You should insert the tags like this:

<ul class="header__categories">                                                                               
{{#navbar__category}}                                                                                         
{{&navbar__category}}                                                                                         
    <li class="header__categories--item">                                                                
        <a href="{{&navbar__category--link}}" class="header__categories--link">{{&navbar__category--name}}</a>
    </li>                                                                                                     
{{&navbar__category--end}}                                                                                    
{{/navbar__category}}                                                                                         
{{^navbar__category}}                                                                                         
    <li class="header__categories--item">                                                                
        <a href="#" class="header__categories--link">Work</a>                                            
    </li>                                                                                                     
    <li class="header__categories--item">                                                                 
        <a href="#" class="header__categories--link">Portfolio</a>                                        
    </li>                                                                                                     
    <li class="header__categories--item">                                                                
        <a href="#" class="header__categories--link">About</a>                                            
    </li>                                                                                                     
{{/navbar__category}}                                                                                         
</ul>

There are some key points here:

  • Those tags using BEM methodology
  • {{& }} is the same as {{{ }}} because Neverland uses this library
  • You should define both which part should be transform and default part


You can check for full tags in #Supported Tags section

Finally, you can output your theme to wordpress/mediawiki/drupal themes by running:

node neverland build --theme your-theme-name

Your theme will be placed under buildings/your-theme-name directory

Commands

node neverland [commands]

new <theme-name> Create new skeleton theme
delete --theme <theme-name> Delete theme
themes List existing theme
sass --theme <theme-name> Compile sass files
watch --theme <theme-name> Using gulp watch
build --theme <theme-name> --platform,-p <platform> Build theme for specific platform. If platform is ommited, Neverland will build for all supported platforms.

Supported Tags

article__link
article__title
article__thumbnail
article__time
article__author--link
article__author--name
article__content
article__category
article__category--end
article__category--link
article__category--name
navbar__category
navbar__category--link
navbar__category--name
navbar__category--end

Write a builder for other platforms

Requirements

Basically Neverland doesn't restrict the way you write your builder. But there are still some requirement you must have to follow:

  • There must be a build.js file under workers/platform directory
  • You have to add your platform manually by adding it to platforms array on architect/commands/build.js line 25.

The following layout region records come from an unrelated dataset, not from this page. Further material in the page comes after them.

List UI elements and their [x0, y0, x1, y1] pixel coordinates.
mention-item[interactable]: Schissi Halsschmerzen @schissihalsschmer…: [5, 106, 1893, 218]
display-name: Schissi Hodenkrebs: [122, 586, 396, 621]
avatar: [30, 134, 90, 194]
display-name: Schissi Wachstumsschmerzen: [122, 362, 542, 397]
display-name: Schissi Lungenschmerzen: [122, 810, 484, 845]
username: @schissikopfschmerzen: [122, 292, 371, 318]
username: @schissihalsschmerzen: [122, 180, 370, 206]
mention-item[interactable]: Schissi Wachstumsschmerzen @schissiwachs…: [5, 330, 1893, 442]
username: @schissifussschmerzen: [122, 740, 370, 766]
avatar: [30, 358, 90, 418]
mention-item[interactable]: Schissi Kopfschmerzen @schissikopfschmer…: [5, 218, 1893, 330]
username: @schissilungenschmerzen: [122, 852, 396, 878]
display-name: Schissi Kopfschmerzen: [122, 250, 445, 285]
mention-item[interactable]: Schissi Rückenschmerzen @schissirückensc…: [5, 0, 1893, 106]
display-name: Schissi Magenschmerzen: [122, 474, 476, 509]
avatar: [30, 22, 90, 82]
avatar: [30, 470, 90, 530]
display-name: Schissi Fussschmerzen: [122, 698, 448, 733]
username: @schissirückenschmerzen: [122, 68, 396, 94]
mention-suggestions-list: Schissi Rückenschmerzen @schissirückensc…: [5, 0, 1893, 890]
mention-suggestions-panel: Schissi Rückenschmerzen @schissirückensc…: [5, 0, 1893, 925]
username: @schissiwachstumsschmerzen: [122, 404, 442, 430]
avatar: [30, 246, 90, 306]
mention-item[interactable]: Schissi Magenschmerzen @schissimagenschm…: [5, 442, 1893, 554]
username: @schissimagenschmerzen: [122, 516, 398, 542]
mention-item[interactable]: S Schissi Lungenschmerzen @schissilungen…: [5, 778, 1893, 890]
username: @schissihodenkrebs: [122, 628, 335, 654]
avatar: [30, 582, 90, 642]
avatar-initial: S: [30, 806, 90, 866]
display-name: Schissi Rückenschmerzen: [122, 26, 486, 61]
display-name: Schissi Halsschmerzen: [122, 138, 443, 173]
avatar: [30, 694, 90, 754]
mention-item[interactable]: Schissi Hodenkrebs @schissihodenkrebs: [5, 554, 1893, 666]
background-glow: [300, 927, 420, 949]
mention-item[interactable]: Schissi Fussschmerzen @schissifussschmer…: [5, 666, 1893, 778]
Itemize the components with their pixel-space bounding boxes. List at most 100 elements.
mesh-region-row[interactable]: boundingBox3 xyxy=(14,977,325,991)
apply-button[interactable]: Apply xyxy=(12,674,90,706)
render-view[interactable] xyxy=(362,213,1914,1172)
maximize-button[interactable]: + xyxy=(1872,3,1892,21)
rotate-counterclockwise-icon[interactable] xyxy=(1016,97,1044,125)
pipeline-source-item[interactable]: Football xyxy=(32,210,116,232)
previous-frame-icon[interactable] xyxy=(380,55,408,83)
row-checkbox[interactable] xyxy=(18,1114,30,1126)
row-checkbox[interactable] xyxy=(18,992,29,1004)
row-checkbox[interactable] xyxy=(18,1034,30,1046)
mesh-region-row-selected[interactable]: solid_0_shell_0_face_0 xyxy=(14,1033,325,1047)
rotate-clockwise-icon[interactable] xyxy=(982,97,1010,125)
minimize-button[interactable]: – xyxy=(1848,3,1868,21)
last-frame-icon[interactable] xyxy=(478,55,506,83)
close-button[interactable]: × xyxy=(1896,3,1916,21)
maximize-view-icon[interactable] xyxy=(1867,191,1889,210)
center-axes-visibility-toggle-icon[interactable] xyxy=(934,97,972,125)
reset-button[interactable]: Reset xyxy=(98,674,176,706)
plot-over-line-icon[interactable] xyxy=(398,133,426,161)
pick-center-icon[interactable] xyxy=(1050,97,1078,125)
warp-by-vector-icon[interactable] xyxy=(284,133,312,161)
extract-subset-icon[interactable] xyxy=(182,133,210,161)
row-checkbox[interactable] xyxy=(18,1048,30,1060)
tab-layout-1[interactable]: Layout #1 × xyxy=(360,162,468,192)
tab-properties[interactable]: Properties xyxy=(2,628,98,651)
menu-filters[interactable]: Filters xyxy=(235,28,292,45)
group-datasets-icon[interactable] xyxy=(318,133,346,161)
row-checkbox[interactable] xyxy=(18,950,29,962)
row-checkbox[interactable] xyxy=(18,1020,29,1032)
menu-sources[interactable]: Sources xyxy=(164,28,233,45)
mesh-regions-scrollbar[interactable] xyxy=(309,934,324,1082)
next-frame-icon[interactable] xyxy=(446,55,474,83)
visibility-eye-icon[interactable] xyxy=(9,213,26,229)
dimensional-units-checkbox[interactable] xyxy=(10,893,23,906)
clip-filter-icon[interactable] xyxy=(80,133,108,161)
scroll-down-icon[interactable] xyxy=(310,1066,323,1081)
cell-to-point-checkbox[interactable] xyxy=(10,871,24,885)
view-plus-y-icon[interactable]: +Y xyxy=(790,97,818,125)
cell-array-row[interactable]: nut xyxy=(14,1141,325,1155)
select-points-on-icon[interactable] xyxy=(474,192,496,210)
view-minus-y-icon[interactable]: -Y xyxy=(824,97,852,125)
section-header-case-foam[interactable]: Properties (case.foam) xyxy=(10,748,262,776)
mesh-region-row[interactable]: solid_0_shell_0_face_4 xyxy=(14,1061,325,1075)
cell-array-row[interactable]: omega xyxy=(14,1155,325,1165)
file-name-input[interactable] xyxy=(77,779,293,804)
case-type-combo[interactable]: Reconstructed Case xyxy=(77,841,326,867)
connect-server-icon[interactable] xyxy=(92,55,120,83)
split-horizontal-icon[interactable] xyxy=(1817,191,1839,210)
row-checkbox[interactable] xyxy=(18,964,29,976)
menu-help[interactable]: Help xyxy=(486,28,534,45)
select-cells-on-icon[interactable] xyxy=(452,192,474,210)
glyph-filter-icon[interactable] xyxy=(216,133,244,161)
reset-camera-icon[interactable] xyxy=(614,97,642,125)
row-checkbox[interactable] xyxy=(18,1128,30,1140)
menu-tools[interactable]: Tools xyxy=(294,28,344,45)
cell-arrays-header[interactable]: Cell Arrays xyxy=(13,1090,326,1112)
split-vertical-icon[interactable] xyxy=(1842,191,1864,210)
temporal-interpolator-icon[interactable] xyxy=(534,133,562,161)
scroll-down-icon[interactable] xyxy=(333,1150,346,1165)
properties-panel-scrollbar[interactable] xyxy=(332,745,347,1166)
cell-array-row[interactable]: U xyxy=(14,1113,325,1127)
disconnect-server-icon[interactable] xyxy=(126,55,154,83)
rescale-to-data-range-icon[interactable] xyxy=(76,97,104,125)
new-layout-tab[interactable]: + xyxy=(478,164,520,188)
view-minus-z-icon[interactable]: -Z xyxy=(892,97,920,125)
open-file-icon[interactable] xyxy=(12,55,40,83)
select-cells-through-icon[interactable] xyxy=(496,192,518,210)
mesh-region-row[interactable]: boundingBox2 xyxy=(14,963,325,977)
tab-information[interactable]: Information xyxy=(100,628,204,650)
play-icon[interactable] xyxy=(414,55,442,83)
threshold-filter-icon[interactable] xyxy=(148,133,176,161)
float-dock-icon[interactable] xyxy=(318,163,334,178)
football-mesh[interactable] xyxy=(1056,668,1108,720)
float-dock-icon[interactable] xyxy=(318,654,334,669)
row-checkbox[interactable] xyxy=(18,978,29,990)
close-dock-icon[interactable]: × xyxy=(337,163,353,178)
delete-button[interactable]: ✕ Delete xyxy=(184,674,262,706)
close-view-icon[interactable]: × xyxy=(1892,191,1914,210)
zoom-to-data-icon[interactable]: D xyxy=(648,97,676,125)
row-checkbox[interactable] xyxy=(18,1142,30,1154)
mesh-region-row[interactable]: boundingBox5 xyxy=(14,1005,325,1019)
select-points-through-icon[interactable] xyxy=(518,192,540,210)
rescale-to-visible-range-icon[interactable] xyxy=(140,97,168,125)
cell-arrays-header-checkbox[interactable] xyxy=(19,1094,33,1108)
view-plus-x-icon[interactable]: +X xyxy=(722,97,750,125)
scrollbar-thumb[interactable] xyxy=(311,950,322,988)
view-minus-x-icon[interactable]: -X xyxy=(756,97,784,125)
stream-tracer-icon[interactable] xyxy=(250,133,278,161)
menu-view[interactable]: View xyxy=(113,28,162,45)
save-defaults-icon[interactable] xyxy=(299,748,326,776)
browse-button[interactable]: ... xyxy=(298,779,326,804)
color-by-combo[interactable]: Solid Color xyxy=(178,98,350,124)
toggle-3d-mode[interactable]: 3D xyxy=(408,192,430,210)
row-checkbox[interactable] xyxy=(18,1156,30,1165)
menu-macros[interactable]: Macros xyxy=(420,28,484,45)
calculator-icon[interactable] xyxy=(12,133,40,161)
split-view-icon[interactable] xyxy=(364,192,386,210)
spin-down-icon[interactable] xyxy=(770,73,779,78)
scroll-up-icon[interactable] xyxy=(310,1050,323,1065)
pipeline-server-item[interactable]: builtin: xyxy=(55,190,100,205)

How the default builders work

You can refer the default builders. Here is how they work:

  • First, platform templates are prepared under workers/platform/templates. These templates content some tags such as {{{ header }}}, {{{ body }}}, {{{ footer }}} ...
  • Neverland copy all files from workers/platform/templates to buildings/theme-name/platform
  • Neverland renders {{{ body }}},{{{ footer }}} … with the corresponding files body.mustache,footer.mustache in blueprints/theme-name folder
  • After that, it renders the asset parts.
  • Finally, it renders {{{article__author}}}, {{{article__author--link}}} tags with the platform tags


Take a look at the wordpress builder (workers/wordpress/build.js), and you can see those basic steps.